In 2010, Douglas was expected to move quickly up the ladder after two strong pro seasons. He was slated for a spot on the Opening Day roster in Double-A before a hamstring injury sidelined him until June 5. Once he returned, he continued to hit at an impressive clip, notching a .331 average in 37 games at High-A Lakeland.

That type of hitting forced the then 24-year old Douglas to Double-A Erie, where he ripped the ball to the tune of a .359 average with 17 doubles in just 35 games; split evenly between shortstop and second base.

Scouting Report
The impressive statistics paint a picture of a top prospect, but the scouting reports have yet to back that up.

Douglas' hit tool earns rave reviews, with most scouts believing he could hit around .290-.300 at the big league level, if not even better once he settled in. He makes easy contact on all types of pitches, and he can use the entire field at any time.

Douglas doesn't have much punch, typically just knocking singles around the park with no real consistently hard liners to the gaps and certainly no home run power. Given his frame and age, there is little reason to project any growth in this area.

An average to solid-average runner, Douglas is a smart base runner that reads pitchers well and could steal 10-15 bases a year on that alone.

Defensively, Brandon is a fringe-average defender at second base and well below-average at shortstop. He has solid range for the keystone but his footwork can get sloppy and he doesn't possess the best hands. His arm offers some strength but nothing to get excited about.

Douglas is an aggressive player that plays hard and will give everything he has each game. He enjoys the game and his makeup has earned positive reviews both from opposing scouts and from those within the Tigers organization.

As a one-trick pony with just a hit tool and little else, Douglas is tough to peg in a big league role. He lacks the defensive chops to be considered a utility player and he must post a high average to have any offensive value at all. At best, he looks like a second division regular at second base, and that is an optimistic view.



































Health Record
There is some concern over the fragility of Douglas' body. He missed time with injuries in college and has had injuries that caused him to miss significant time in both of his full professional seasons. He needs a campaign that includes playing in 120-plus games to prove he can withstand the day-to-day grind of the professional game.

The Future
The Tigers invited Douglas to big league camp, but he has little shot to make the Opening Day roster with Scott Sizemore, Will Rhymes, and Carlos Guillen all ahead of him on the second base depth chart, not to mention the likes of Ramon Santiago and Danny Worth.

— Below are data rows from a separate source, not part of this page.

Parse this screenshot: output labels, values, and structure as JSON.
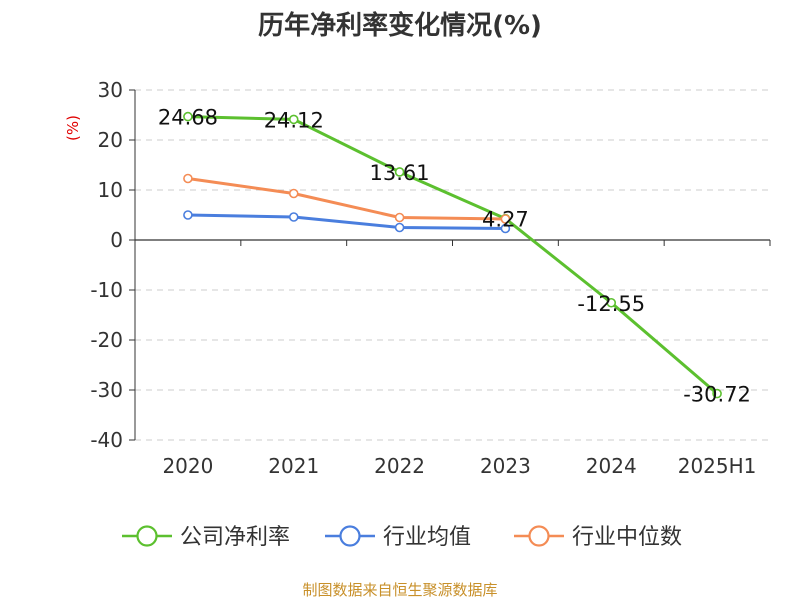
{
  "title": "历年净利率变化情况(%)",
  "source": "制图数据来自恒生聚源数据库",
  "chart_data": {
    "type": "line",
    "title": "历年净利率变化情况(%)",
    "ylabel": "(%)",
    "categories": [
      "2020",
      "2021",
      "2022",
      "2023",
      "2024",
      "2025H1"
    ],
    "ylim": [
      -40,
      30
    ],
    "yticks": [
      30,
      20,
      10,
      0,
      -10,
      -20,
      -30,
      -40
    ],
    "grid": true,
    "legend_position": "bottom",
    "series": [
      {
        "name": "公司净利率",
        "color": "#5cc02f",
        "values": [
          24.68,
          24.12,
          13.61,
          4.27,
          -12.55,
          -30.72
        ],
        "labels": [
          "24.68",
          "24.12",
          "13.61",
          "4.27",
          "-12.55",
          "-30.72"
        ]
      },
      {
        "name": "行业均值",
        "color": "#4a7ede",
        "values": [
          5.0,
          4.6,
          2.5,
          2.3,
          null,
          null
        ]
      },
      {
        "name": "行业中位数",
        "color": "#f48c55",
        "values": [
          12.3,
          9.3,
          4.5,
          4.2,
          null,
          null
        ]
      }
    ]
  }
}
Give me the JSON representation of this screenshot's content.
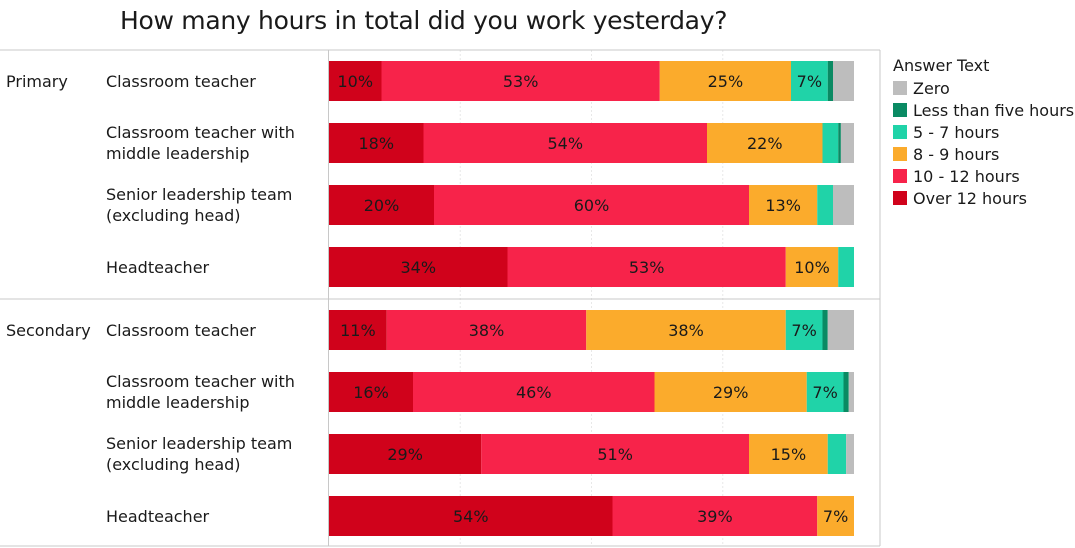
{
  "chart_data": {
    "type": "bar",
    "orientation": "horizontal",
    "stacked": "percent",
    "title": "How many hours in total did you work yesterday?",
    "legend": {
      "title": "Answer Text",
      "position": "right",
      "items": [
        "Zero",
        "Less than five hours",
        "5 - 7 hours",
        "8 - 9 hours",
        "10 - 12 hours",
        "Over 12 hours"
      ]
    },
    "colors": {
      "Over 12 hours": "#d0021b",
      "10 - 12 hours": "#f7234a",
      "8 - 9 hours": "#fbab2c",
      "5 - 7 hours": "#20d3a8",
      "Less than five hours": "#0a8a63",
      "Zero": "#bdbdbd"
    },
    "stack_order": [
      "Over 12 hours",
      "10 - 12 hours",
      "8 - 9 hours",
      "5 - 7 hours",
      "Less than five hours",
      "Zero"
    ],
    "groups": [
      {
        "name": "Primary",
        "rows": [
          {
            "label": [
              "Classroom teacher"
            ],
            "values": [
              10,
              53,
              25,
              7,
              1,
              4
            ],
            "labels": [
              "10%",
              "53%",
              "25%",
              "7%",
              "",
              ""
            ]
          },
          {
            "label": [
              "Classroom teacher with",
              "middle leadership"
            ],
            "values": [
              18,
              54,
              22,
              3,
              0.5,
              2.5
            ],
            "labels": [
              "18%",
              "54%",
              "22%",
              "",
              "",
              ""
            ]
          },
          {
            "label": [
              "Senior leadership team",
              "(excluding head)"
            ],
            "values": [
              20,
              60,
              13,
              3,
              0,
              4
            ],
            "labels": [
              "20%",
              "60%",
              "13%",
              "",
              "",
              ""
            ]
          },
          {
            "label": [
              "Headteacher"
            ],
            "values": [
              34,
              53,
              10,
              3,
              0,
              0
            ],
            "labels": [
              "34%",
              "53%",
              "10%",
              "",
              "",
              ""
            ]
          }
        ]
      },
      {
        "name": "Secondary",
        "rows": [
          {
            "label": [
              "Classroom teacher"
            ],
            "values": [
              11,
              38,
              38,
              7,
              1,
              5
            ],
            "labels": [
              "11%",
              "38%",
              "38%",
              "7%",
              "",
              ""
            ]
          },
          {
            "label": [
              "Classroom teacher with",
              "middle leadership"
            ],
            "values": [
              16,
              46,
              29,
              7,
              1,
              1
            ],
            "labels": [
              "16%",
              "46%",
              "29%",
              "7%",
              "",
              ""
            ]
          },
          {
            "label": [
              "Senior leadership team",
              "(excluding head)"
            ],
            "values": [
              29,
              51,
              15,
              3.5,
              0,
              1.5
            ],
            "labels": [
              "29%",
              "51%",
              "15%",
              "",
              "",
              ""
            ]
          },
          {
            "label": [
              "Headteacher"
            ],
            "values": [
              54,
              39,
              7,
              0,
              0,
              0
            ],
            "labels": [
              "54%",
              "39%",
              "7%",
              "",
              "",
              ""
            ]
          }
        ]
      }
    ],
    "xlim": [
      0,
      100
    ],
    "grid": true
  }
}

All signs point toward a return to Double-A for the 2011 season. There exists a slim window where Douglas can steal a big league opportunity, and how long that crack remains open will depend entirely on how much he hits.

If the Tigers multitude of second base options all fail and Douglas continues hitting, he could see Detroit later this year, but if he is going to be a big leaguer it is far more likely to be in 2012 than 2011.